TOPSHOT - French President Emmanuel Macron looks on as he visits Chanel's Metiers d'Art workshops at le 19M, the building which houses around 600 artisans, in Paris, on January 20, 2022. (Photo by CHRISTIAN HARTMANN / POOL / AFP) (Photo by CHRISTIAN HARTMANN/POOL/AFP via Getty Images)

TOPSHOT - French President Emmanuel Macron looks on as he visits Chanel's Metiers d'Art workshops at le 19M, the building which houses around 600 artisans, in Paris, on January 20, 2022. (Photo by CHRISTIAN HARTMANN / POOL / AFP) (Photo by CHRISTIAN HARTMANN/POOL/AFP via Getty Images)


juin 28, 2024   7 mins

À quelques jours seulement du premier tour des élections législatives anticipées décidées par le président Emmanuel Macron, la politique française reste plus volatile que jamais depuis les grandes manifestations de 1968. Un parlement suspendu, avec le Rassemblement National détenant le plus de sièges mais ne parvenant pas à obtenir la majorité, semble actuellement être le résultat le plus probable de ces législatives. Mais de nombreux scénarios restent possibles, y compris certains très sombres.

Pourquoi une telle agitation ? Bien que la croissance économique française soit faible depuis la pandémie, le pays n’est pas en récession, l’inflation a diminué et le chômage a baissé depuis l’arrivée de Macron au pouvoir. La France n’a pas connu d’attentat terroriste majeur ces dernières années et ne fait face à aucune crise internationale immédiate. S’agit-il simplement d’un autre exemple de mécontentement de la part d’un peuple qui, comme l’a dit l’écrivain Sylvain Tesson, ‘vit au paradis mais pense qu’il est en enfer’ ?

L’explication est plus compliquée. Une grande partie de celle-ci, bien sûr, dépasse la France elle-même et est liée à la vague mondiale de mécontentement populiste qui a d’abord culminé avec le Brexit et la victoire de Donald Trump en 2016. Dans trop de pays, de nombreux électeurs, principalement plus âgés et vivant en dehors des grandes villes, se sentent abandonnés et manquent de respect par leurs élites nationales, car ils ne se sentent pas protégés de ce qu’ils perçoivent comme un changement économique et culturel ayant la force d’un ouragan (exemplifié avant tout par la migration). Ils sont alors plus réceptifs aux leaders populistes tels que Marine Le Pen du Rassemblement National, qui promettent de recréer des époques de stabilité et de grandeur nationales passées. Les angoisses provoquées par la pandémie et la guerre, la douleur persistante de l’inflation et l’indignation intensifiée par les réseaux sociaux ont tous renforcé la tendance.
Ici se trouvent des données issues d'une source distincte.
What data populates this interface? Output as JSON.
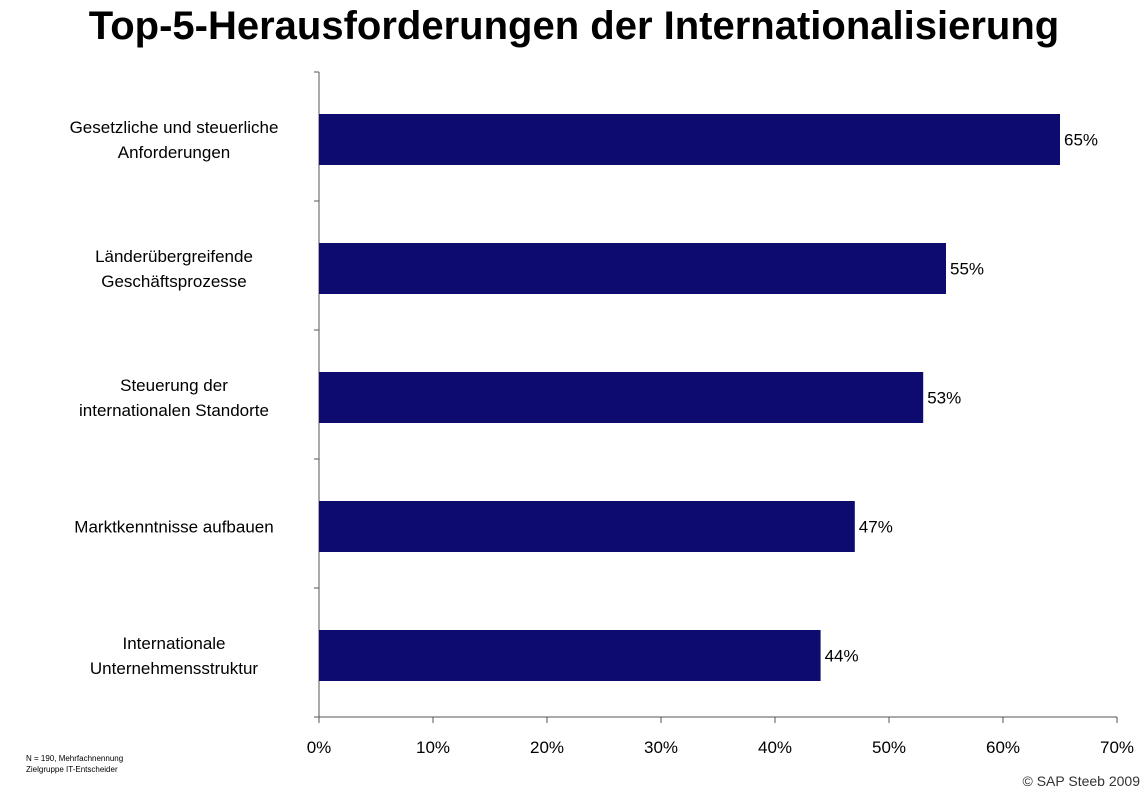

Mais une autre partie de l’explication vient de l’histoire compliquée de la France. Depuis la Révolution de 1789, la culture politique française est marquée par une méfiance démesurée envers les factions qui ont, encore et encore, paralysé le développement d’un système de partis stable. Aux États-Unis, où le système de partis est stable mais paralysé, l’extrémisme populiste ne pourrait réussir qu’en capturant l’un des deux partis dominants. En France, Macron lui-même a renversé le système faible qui prévalait pendant une grande partie de l’histoire de la Cinquième République et a ouvert une brèche dans laquelle le Rassemblement National de Le Pen menace maintenant de s’infiltrer.

La naissance de la démocratie française lors de la Révolution a été marquée par des luttes idéologiques accompagnées de violences tragiques à grande échelle. Mais cette expérience même a généré un désir désespéré de la part des gouvernements successifs de transcender les factions et de restaurer l’unité nationale. Malgré la réputation du pays pour sa passion idéologique, depuis 1789, de véritables radicaux n’ont détenu le pouvoir que pour des périodes relativement courtes, comme pendant la Terreur et Vichy. Sinon, presque tous les régimes de la France — républicains, royaux et bonapartistes — ont au moins fait semblant d’adhérer à l’idée de cohésion nationale. L’historien Pierre Serna est allé jusqu’à caractériser la politique française post-révolutionnaire comme un retour répété à ce qu’il appelle le ‘centre extrême’. Généralement, il s’agissait d’une politique centrée moins sur l’idéologie que sur la personnalité, de Napoléon et Louis-Napoléon Bonaparte à Charles de Gaulle.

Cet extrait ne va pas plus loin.